All compiled programs run sub-optimally. It's in the natures of compilers not to be perfect. Given your data above, however, it seems to be stomping GCC (as expected).
Wow, pretty impressive. Never realized the gcc had fallen that far behinnd, again. Did you enable optimization like --ffast-math and loop unrolling?
gcc didn't do too bad. It was only 81 seconds behind. But I assumed that since icc was faster that Intel uncrippled their compiler for other processors.
The updated times look better, icc and gcc about as fast on barcelona, so perhaps Intel isn't deliberately trying to cripple AMD (any more). Now we need someone to compare icc and gcc on a newer Intel.
Is something mislabeled or removed? I don't see any icc results for Barcelona...??
It's the first result.
Except icc presumably compiles a slower code path into the binary and runs that slower path if the program does not detect that it is running on an Intel processor.
Presume away, but I don't buy it. I find it hard to blame Intel on this one. Even if Intel wanted to, they can't make AMD's parts faster than their own via compiler magic. If I was an Intel shareholder, I would be worried if icc did too good of a job compiling for AMD targets. I would think that there's no value for Intel to have inside knowledge into their own microarchitecture that they simply can't get (or more realistically, can't legally use) about AMD's.
Besides, if Intel wanted to make AMD's performance under icc terrible, there wouldn't be a 9% difference. There'd be a 90% difference. I could be convinced otherwise, e.g., if you could prove that, across a variety of benchmarks, icc compiling on an intel platform (perhaps with and without -march specified) would produce a faster binary reliably than icc compiling on an AMD platform.

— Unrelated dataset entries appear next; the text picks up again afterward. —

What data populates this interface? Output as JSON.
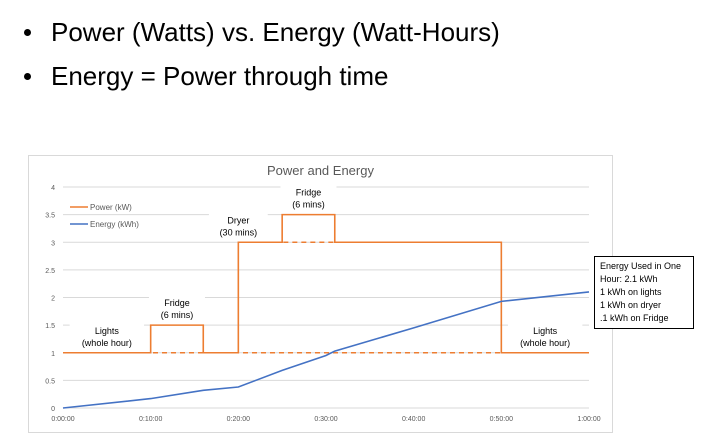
{
  "bullets": [
    "Power (Watts) vs. Energy (Watt-Hours)",
    "Energy = Power through time"
  ],
  "colors": {
    "power": "#ED7D31",
    "energy": "#4472C4",
    "text": "#595959",
    "grid": "#D9D9D9"
  },
  "chart_data": {
    "type": "line",
    "title": "Power and Energy",
    "ylim": [
      0,
      4
    ],
    "y_ticks": [
      "0",
      "0.5",
      "1",
      "1.5",
      "2",
      "2.5",
      "3",
      "3.5",
      "4"
    ],
    "x_ticks": [
      "0:00:00",
      "0:10:00",
      "0:20:00",
      "0:30:00",
      "0:40:00",
      "0:50:00",
      "1:00:00"
    ],
    "x_unit_minutes": [
      0,
      10,
      20,
      30,
      40,
      50,
      60
    ],
    "grid": true,
    "legend_position": "top-left",
    "series": [
      {
        "name": "Power (kW)",
        "color": "#ED7D31",
        "x": [
          0,
          10,
          10,
          16,
          16,
          20,
          20,
          25,
          25,
          31,
          31,
          50,
          50,
          60
        ],
        "y": [
          1,
          1,
          1.5,
          1.5,
          1,
          1,
          3,
          3,
          3.5,
          3.5,
          3,
          3,
          1,
          1
        ]
      },
      {
        "name": "Energy (kWh)",
        "color": "#4472C4",
        "x": [
          0,
          10,
          16,
          20,
          25,
          30,
          31,
          40,
          50,
          60
        ],
        "y": [
          0,
          0.17,
          0.32,
          0.38,
          0.68,
          0.95,
          1.03,
          1.45,
          1.93,
          2.1
        ]
      }
    ],
    "dashed_baselines": [
      {
        "x": [
          0,
          60
        ],
        "y": 1
      },
      {
        "x": [
          20,
          50
        ],
        "y": 3
      }
    ],
    "annotations": [
      {
        "lines": [
          "Lights",
          "(whole hour)"
        ],
        "x": 5,
        "y": 1
      },
      {
        "lines": [
          "Fridge",
          "(6 mins)"
        ],
        "x": 13,
        "y": 1.5
      },
      {
        "lines": [
          "Dryer",
          "(30 mins)"
        ],
        "x": 20,
        "y": 3
      },
      {
        "lines": [
          "Fridge",
          "(6 mins)"
        ],
        "x": 28,
        "y": 3.5
      },
      {
        "lines": [
          "Lights",
          "(whole hour)"
        ],
        "x": 55,
        "y": 1
      }
    ]
  },
  "note": {
    "lines": [
      "Energy Used in One",
      "Hour: 2.1 kWh",
      "1 kWh on lights",
      "1 kWh on dryer",
      ".1 kWh on Fridge"
    ]
  }
}
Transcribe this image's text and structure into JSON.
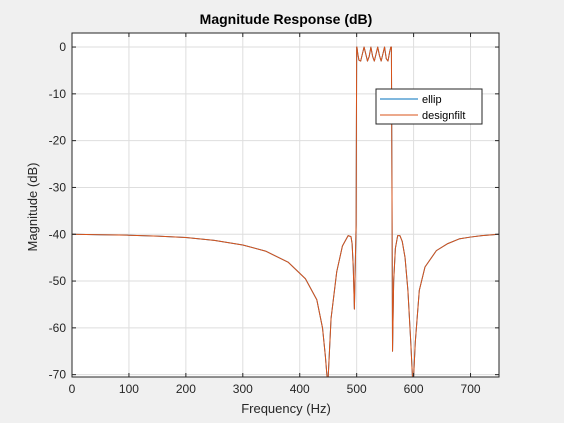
{
  "chart_data": {
    "type": "line",
    "title": "Magnitude Response (dB)",
    "xlabel": "Frequency (Hz)",
    "ylabel": "Magnitude (dB)",
    "xlim": [
      0,
      750
    ],
    "ylim": [
      -70.5,
      3
    ],
    "xticks": [
      0,
      100,
      200,
      300,
      400,
      500,
      600,
      700
    ],
    "yticks": [
      0,
      -10,
      -20,
      -30,
      -40,
      -50,
      -60,
      -70
    ],
    "grid": true,
    "legend_position": "top-right",
    "series": [
      {
        "name": "ellip",
        "color": "#0072bd"
      },
      {
        "name": "designfilt",
        "color": "#d95319"
      }
    ],
    "x": [
      0,
      50,
      100,
      150,
      200,
      250,
      300,
      340,
      380,
      410,
      430,
      440,
      445,
      448,
      450,
      455,
      465,
      475,
      485,
      490,
      492,
      494,
      496,
      498,
      499,
      500,
      500.5,
      502,
      504,
      507,
      510,
      513,
      516,
      519,
      522,
      525,
      528,
      531,
      534,
      537,
      540,
      543,
      546,
      549,
      552,
      555,
      558,
      560,
      561,
      562,
      563,
      565,
      568,
      572,
      576,
      580,
      585,
      590,
      595,
      598,
      600,
      603,
      610,
      620,
      640,
      660,
      680,
      700,
      720,
      750
    ],
    "y": [
      -40,
      -40.1,
      -40.2,
      -40.4,
      -40.7,
      -41.3,
      -42.3,
      -43.6,
      -46,
      -49.5,
      -54,
      -60,
      -66,
      -70.5,
      -70.5,
      -58,
      -48,
      -42.5,
      -40.3,
      -40.5,
      -42,
      -47,
      -56,
      -44,
      -38,
      0,
      0,
      -1.5,
      -2.8,
      -3,
      -1.5,
      0,
      -1.5,
      -3,
      -2,
      0,
      -2,
      -3,
      -1.5,
      0,
      -1.8,
      -3,
      -1.5,
      0,
      -2.5,
      -3,
      -1,
      0,
      0,
      -30,
      -65,
      -50,
      -43,
      -40.3,
      -40.3,
      -41.5,
      -45,
      -52,
      -63,
      -70.5,
      -70.5,
      -63,
      -52,
      -47,
      -43.5,
      -42,
      -41,
      -40.6,
      -40.3,
      -40
    ]
  }
}
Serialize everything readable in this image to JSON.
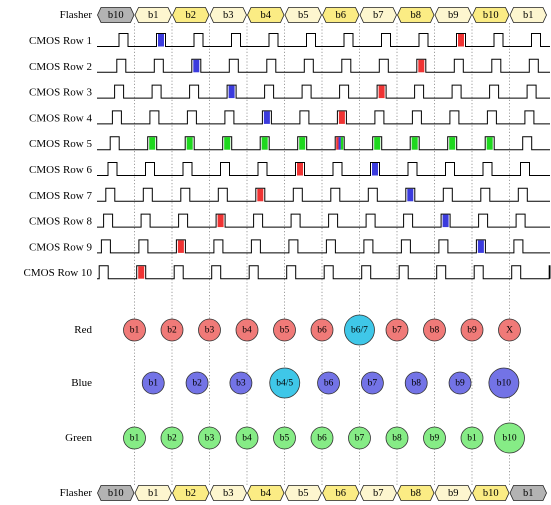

But one benchmark with comparisons with gcc mean nothing.
Still a problem according to this:
http://www.agner.org/optimize/blog/read.php?i=49
Intel's own website seems to admit this as well:
http://software.intel.com/en-us/articles/optimization-notice/
Higher up post:
Using a debugger, I could verify that it uses an old version of Intel MKL (version 7.2.0, 2004), and that it loads different versions of the MKL depending on the CPU ID as indicated in the table above. The speed is more than doubled when the CPU fakes to be an Intel Pentium 4.
Intel link is dead (hiding something, perhaps?)
As for the other, I fail to see the outrage (or the data). It seems to me entirely correct that there could exist and AMD processor slower than an Intel processor.
Bottom line: I see claims that icc does a poor(er) job when targeting or running on non-Intel platforms. What I don't see is proof that icc can make a faster binary for the given platform, so long as it is not compiled on an AMD part.
Try actually reading the information at the link (yes, all of it, top to bottom; don't just skim the first paragraph). You clearly want to continue thinking you are right, which means you probably don't want to read the types of things that would demonstrate you are wrong, but don't pretend like we aren't offering sufficient evidence that you are wrong.
You seem to be taking this rather personally, and I don't see why. You'll find a lot of people who won't draw the same conclusions as you, so get used to it.
Code:15f: 0f a2 cpuid 161: 89 45 fc mov %eax,0xfffffffc(%ebp) 164: 89 5d f8 mov %ebx,0xfffffff8(%ebp) 167: 89 4d f4 mov %ecx,0xfffffff4(%ebp) 16a: 89 55 f0 mov %edx,0xfffffff0(%ebp) (snip) 19f: 8b 45 f8 mov 0xfffffff8(%ebp),%eax 1a2: 3d 47 65 6e 75 cmp $0x756e6547,%eax 1a7: bb 01 00 00 00 mov $0x1,%ebx 1ac: 75 18 jne 1c6 <__intel_cpu_indicator_init+0x8c> 1ae: 8b 45 f0 mov 0xfffffff0(%ebp),%eax 1b1: 3d 69 6e 65 49 cmp $0x49656e69,%eax 1b6: 75 0e jne 1c6 <__intel_cpu_indicator_init+0x8c> 1b8: 8b 45 f4 mov 0xfffffff4(%ebp),%eax 1bb: 3d 6e 74 65 6c cmp $0x6c65746e,%eax 1c0: 75 04 jne 1c6 <__intel_cpu_indicator_init+0x8c>
The 'cpuid' call here puts the CPU manufacturer's ID in ebx:edx:ecx. The 'cmp' instructions later then check that these values were 'Genu','ineI','ntel' (i.e. 'GeniuneIntel'). If not, then we jump off to a bit of code that doesn't even pretend to check for the CPU capabilities but instead returns 0x1 (i.e it's a 386, and nothing other than the bog-standard 386 instruction set is available).